Car Installment Calculator (South Korea)

Check your monthly payments and repayment schedule

How to Use the Car Installment Calculator

What is Equal Principal & Interest Repayment?

This method keeps the total monthly payment (principal + interest) the same each month. Early payments have a higher interest portion, which gradually shifts toward principal. This is the most common method used in South Korean car installment plans, making budgeting easy with fixed monthly payments.

What is a Down Payment?

A down payment is the amount paid upfront when purchasing a vehicle. A larger down payment reduces the loan principal and total interest burden. Typically, 20-30% of the car price is paid as a down payment in South Korea. A higher down payment ratio also improves loan approval chances.

Checking Installment Interest Rates

Car installment interest rates in South Korea vary by financial institution, credit score, and vehicle type. Rates generally range from 3-8% annually, with new cars having lower rates and used cars higher. Contact a dealer or financial institution for specific rates.

Save Calculation Results

You can save and compare results from different calculation scenarios. Save multiple scenarios with different installment periods or interest rates, then choose the most favorable terms.

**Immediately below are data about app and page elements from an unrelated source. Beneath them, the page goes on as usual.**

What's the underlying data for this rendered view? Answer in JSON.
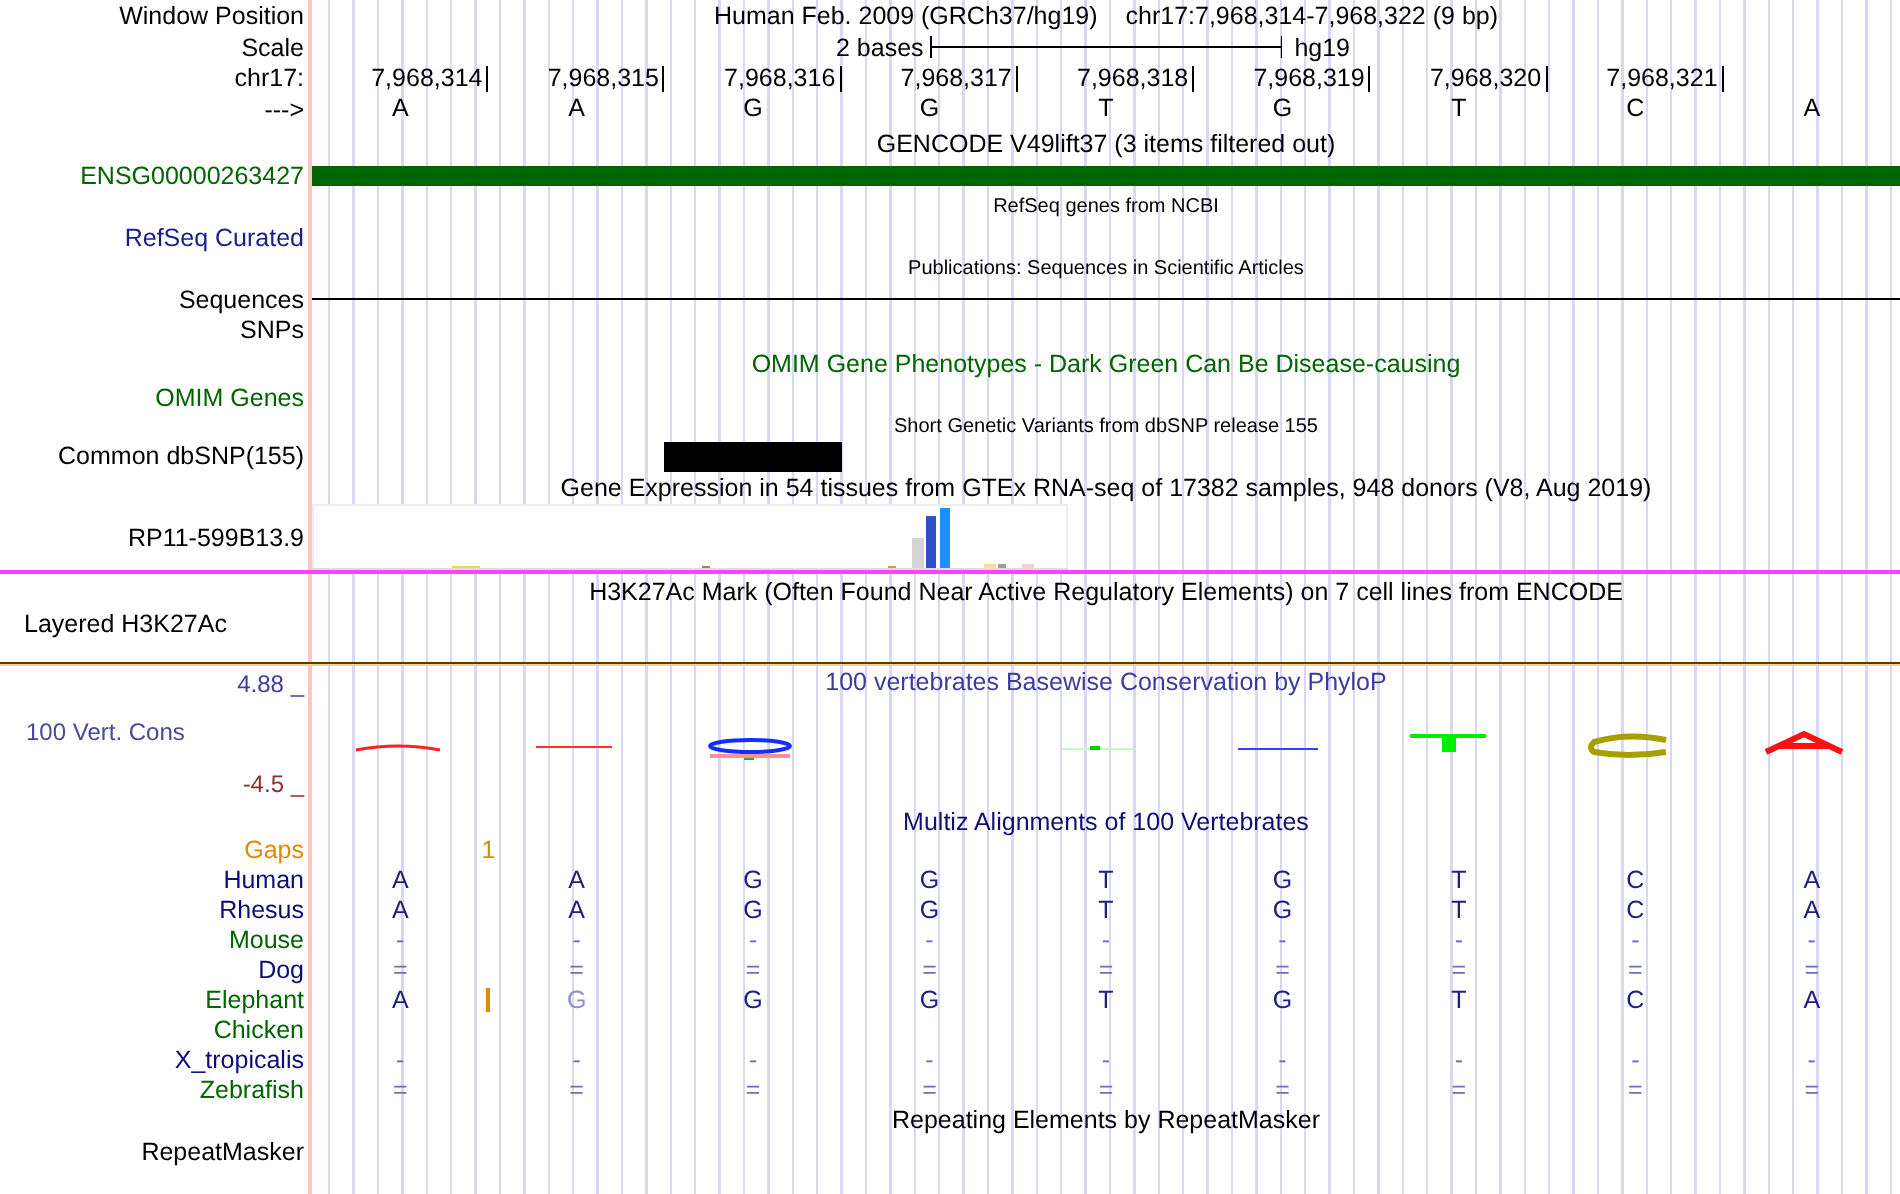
{
  "window_position": {
    "label": "Window Position",
    "assembly": "Human Feb. 2009 (GRCh37/hg19)",
    "position": "chr17:7,968,314-7,968,322 (9 bp)"
  },
  "scale": {
    "label": "Scale",
    "text": "2 bases",
    "db": "hg19"
  },
  "ruler": {
    "label": "chr17:",
    "ticks": [
      "7,968,314",
      "7,968,315",
      "7,968,316",
      "7,968,317",
      "7,968,318",
      "7,968,319",
      "7,968,320",
      "7,968,321"
    ]
  },
  "sequence": {
    "label": "--->",
    "bases": [
      "A",
      "A",
      "G",
      "G",
      "T",
      "G",
      "T",
      "C",
      "A"
    ]
  },
  "tracks": [
    {
      "kind": "gene",
      "title": "GENCODE V49lift37 (3 items filtered out)",
      "label": "ENSG00000263427",
      "color": "#006400"
    },
    {
      "kind": "refseq",
      "title": "RefSeq genes from NCBI",
      "label": "RefSeq Curated",
      "color": "#1c1c8c"
    },
    {
      "kind": "publications",
      "title": "Publications: Sequences in Scientific Articles",
      "labels": [
        "Sequences",
        "SNPs"
      ]
    },
    {
      "kind": "omim",
      "title": "OMIM Gene Phenotypes - Dark Green Can Be Disease-causing",
      "label": "OMIM Genes",
      "color": "#006400"
    },
    {
      "kind": "dbsnp",
      "title": "Short Genetic Variants from dbSNP release 155",
      "label": "Common dbSNP(155)"
    },
    {
      "kind": "expression",
      "title": "Gene Expression in 54 tissues from GTEx RNA-seq of 17382 samples, 948 donors (V8, Aug 2019)",
      "label": "RP11-599B13.9"
    },
    {
      "kind": "signal",
      "title": "H3K27Ac Mark (Often Found Near Active Regulatory Elements) on 7 cell lines from ENCODE",
      "label": "Layered H3K27Ac"
    },
    {
      "kind": "conservation",
      "title": "100 vertebrates Basewise Conservation by PhyloP",
      "label": "100 Vert. Cons",
      "max": "4.88 _",
      "min": "-4.5 _"
    },
    {
      "kind": "multiz",
      "title": "Multiz Alignments of 100 Vertebrates",
      "gaps": {
        "label": "Gaps",
        "count": "1"
      },
      "species": [
        {
          "name": "Human",
          "color": "#0c0c78",
          "bases": [
            "A",
            "A",
            "G",
            "G",
            "T",
            "G",
            "T",
            "C",
            "A"
          ]
        },
        {
          "name": "Rhesus",
          "color": "#0c0c78",
          "bases": [
            "A",
            "A",
            "G",
            "G",
            "T",
            "G",
            "T",
            "C",
            "A"
          ]
        },
        {
          "name": "Mouse",
          "color": "#006400",
          "bases": [
            "-",
            "-",
            "-",
            "-",
            "-",
            "-",
            "-",
            "-",
            "-"
          ]
        },
        {
          "name": "Dog",
          "color": "#0c0c78",
          "bases": [
            "=",
            "=",
            "=",
            "=",
            "=",
            "=",
            "=",
            "=",
            "="
          ]
        },
        {
          "name": "Elephant",
          "color": "#006400",
          "gap": true,
          "bases": [
            "A",
            "G",
            "G",
            "G",
            "T",
            "G",
            "T",
            "C",
            "A"
          ],
          "faint": [
            false,
            true,
            false,
            false,
            false,
            false,
            false,
            false,
            false
          ]
        },
        {
          "name": "Chicken",
          "color": "#006400"
        },
        {
          "name": "X_tropicalis",
          "color": "#0c0c78",
          "bases": [
            "-",
            "-",
            "-",
            "-",
            "-",
            "-",
            "-",
            "-",
            "-"
          ]
        },
        {
          "name": "Zebrafish",
          "color": "#006400",
          "bases": [
            "=",
            "=",
            "=",
            "=",
            "=",
            "=",
            "=",
            "=",
            "="
          ]
        }
      ]
    },
    {
      "kind": "repeats",
      "title": "Repeating Elements by RepeatMasker",
      "label": "RepeatMasker"
    }
  ]
}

Important Notes for Car Installment Calculations

  • Enter the car price and down payment ratio, and the loan principal is calculated automatically
  • Longer installment periods mean lower monthly payments but more total interest
  • Interest rates vary by credit score, so compare terms from multiple financial institutions
  • Check for early repayment penalties, and consider prepayment when you have extra funds
  • Actual amounts may vary slightly depending on each bank or financial institution's calculation method
  • Plan your budget considering insurance, taxes, and maintenance costs in addition to installment payments

Frequently Asked Questions (FAQ)

How is installment interest calculated?

Installment interest is calculated using the equal principal and interest repayment method. The monthly payment amount is the same each month, but initially the interest portion is higher and gradually shifts toward principal repayment over time. Interest is calculated by multiplying the monthly rate (annual rate divided by 12) by the remaining principal.

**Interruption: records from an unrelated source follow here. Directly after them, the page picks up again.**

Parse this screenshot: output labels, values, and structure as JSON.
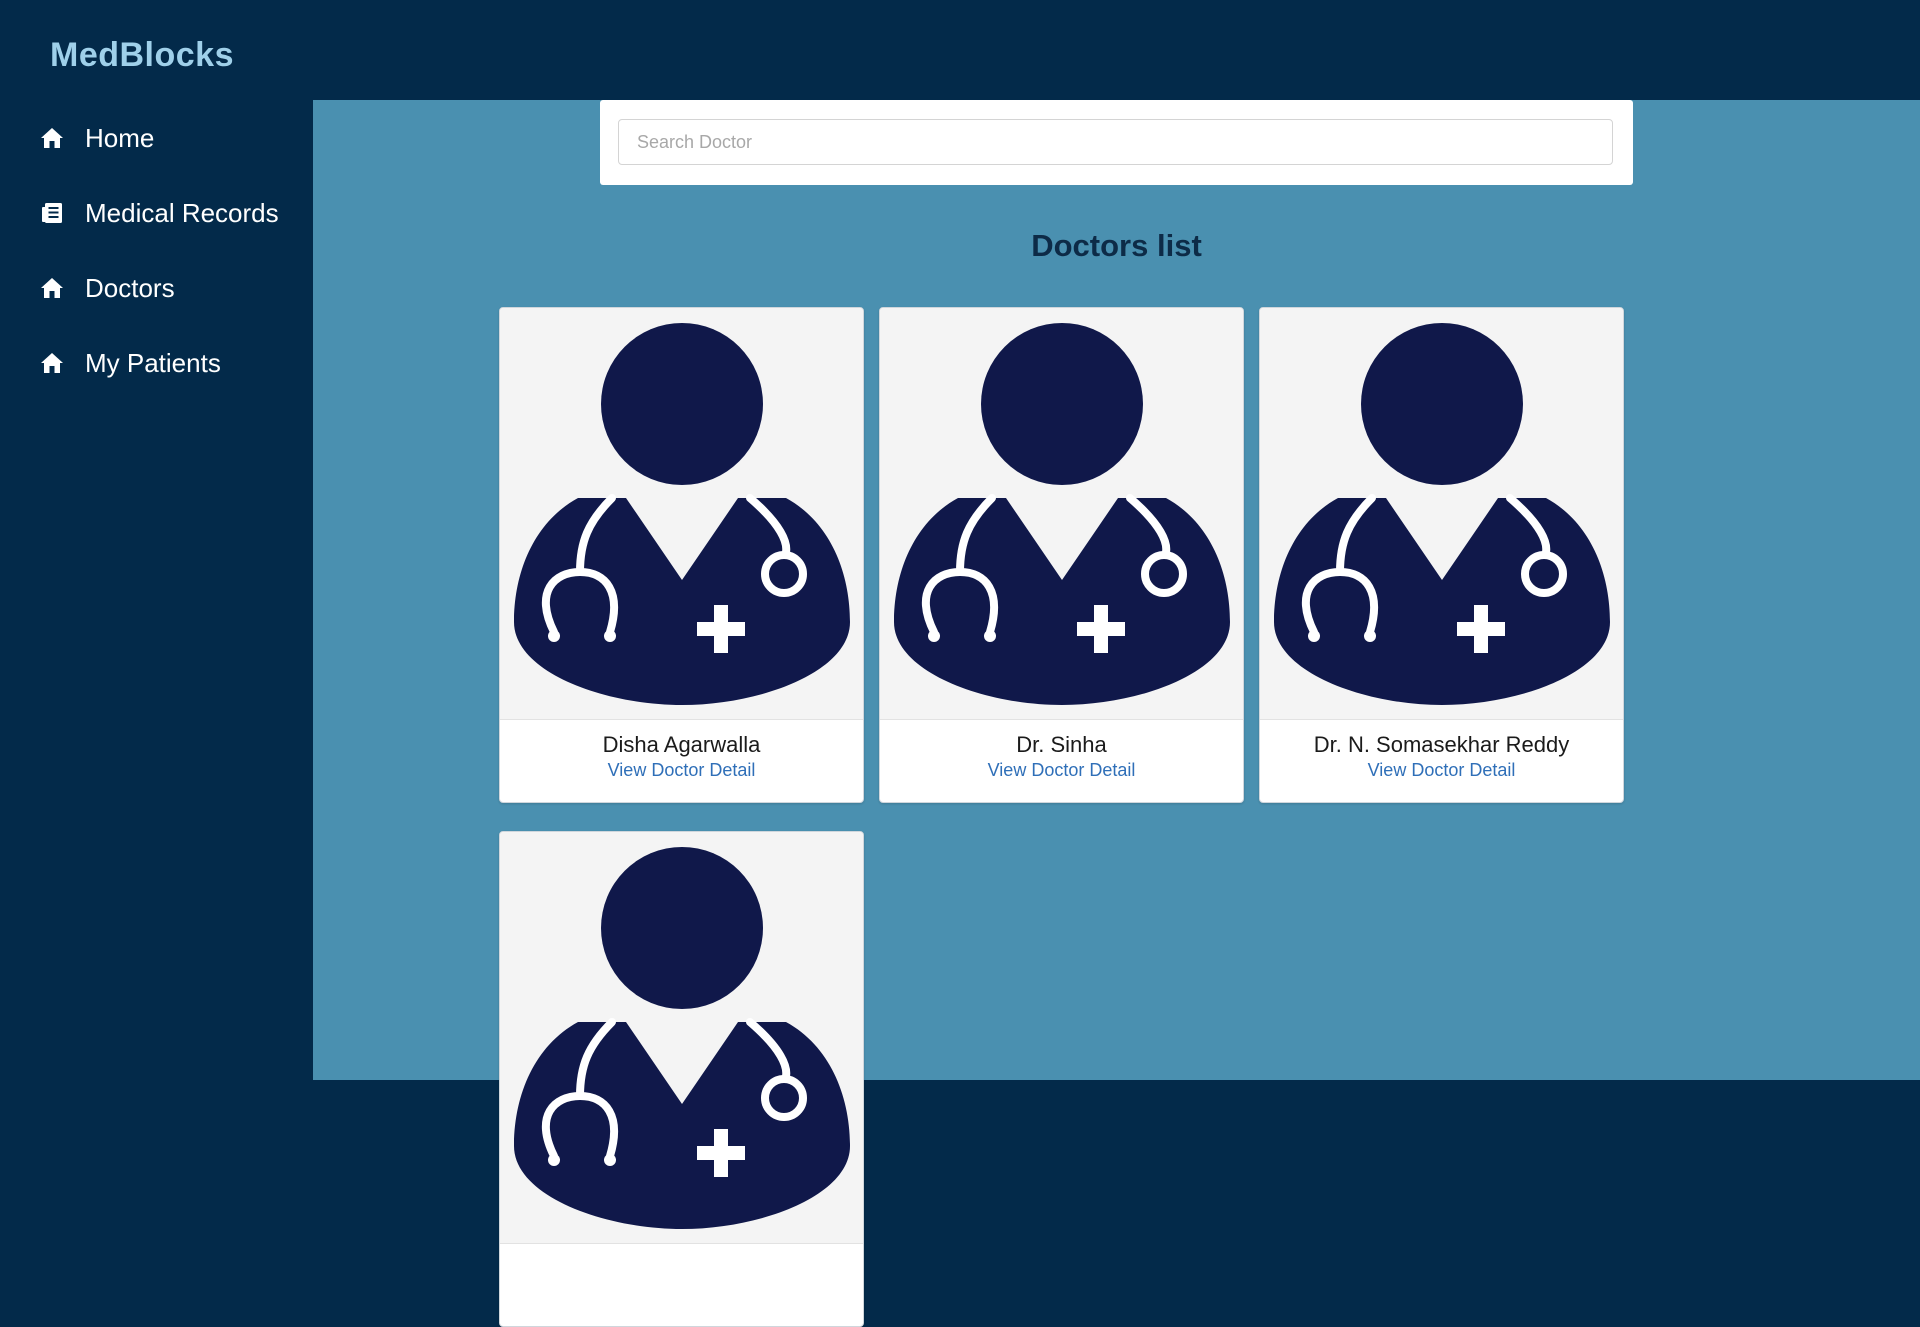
{
  "app": {
    "brand": "MedBlocks"
  },
  "sidebar": {
    "items": [
      {
        "label": "Home",
        "icon": "home-icon"
      },
      {
        "label": "Medical Records",
        "icon": "records-icon"
      },
      {
        "label": "Doctors",
        "icon": "home-icon"
      },
      {
        "label": "My Patients",
        "icon": "home-icon"
      }
    ]
  },
  "search": {
    "placeholder": "Search Doctor",
    "value": ""
  },
  "main": {
    "title": "Doctors list",
    "doctors": [
      {
        "name": "Disha Agarwalla",
        "link": "View Doctor Detail",
        "icon": "doctor-avatar-icon"
      },
      {
        "name": "Dr. Sinha",
        "link": "View Doctor Detail",
        "icon": "doctor-avatar-icon"
      },
      {
        "name": "Dr. N. Somasekhar Reddy",
        "link": "View Doctor Detail",
        "icon": "doctor-avatar-icon"
      },
      {
        "name": "",
        "link": "",
        "icon": "doctor-avatar-icon"
      }
    ]
  },
  "colors": {
    "sidebar_bg": "#032a4a",
    "main_bg": "#4a90b0",
    "brand": "#9fd0ea",
    "avatar": "#10184a",
    "link": "#2f6fb8"
  }
}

What is interest-free installment?

Interest-free installment is a benefit where the card company or financial institution covers the interest cost, allowing consumers to pay in installments without interest. It is mainly offered at specific merchants or during promotional periods, typically for 3-12 months. However, an early termination fee may be charged if you cancel during an interest-free installment plan.

How are installment fees different from interest rates?

Installment fees are charges applied to credit card installments and vary by card company. Interest rates are a concept used in loan-type installments and are expressed as an annual rate. Generally, credit card installment fees are around 10-20% annually, while installment interest rates for auto or mortgage loans are around 3-8% annually.

What should I consider when making early repayment?

Early repayment has the advantage of reducing remaining interest costs. However, many financial institutions charge an early repayment fee (typically 1-3% of the remaining principal), so you need to compare the interest saved against the fee. Before making early repayment, always check the terms and conditions of your financial institution and calculate the profitability.

Essential Information for Installment Purchases

A must-read guide for using the installment calculator correctly and making smart financial decisions.

Installment Interest Comparison Guide

Even for the same amount, the total payment can vary significantly depending on the installment period and interest rate. For example, a 30 million KRW loan at 5% annual interest over 36 months results in about 2.37 million KRW in total interest, but extending to 60 months increases this to about 3.98 million KRW. When deciding on installment terms, consider both the monthly payment burden and total interest cost. When comparing interest rates across financial institutions, it is important to compare on an annual percentage rate (APR) basis. Some institutions may quote monthly rates, so always convert to an annual rate for comparison. Higher credit scores qualify for lower interest rates.

Down Payment Strategy and Loan Principal Optimization

The larger the down payment, the smaller the loan principal, reducing both monthly payments and total interest burden. Generally, a down payment of 20-30% is recommended for vehicle purchases, and if you have surplus funds, increasing the down payment ratio is advantageous. However, using all surplus funds as a down payment may leave you short on emergency reserves, so maintain a balance. When financing cars, appliances, furniture, and other items, carefully compare terms from each financial institution and actively take advantage of any interest-free promotions to significantly reduce financing costs.

This calculator is provided for informational purposes only.

Results are estimates and may differ from actual amounts.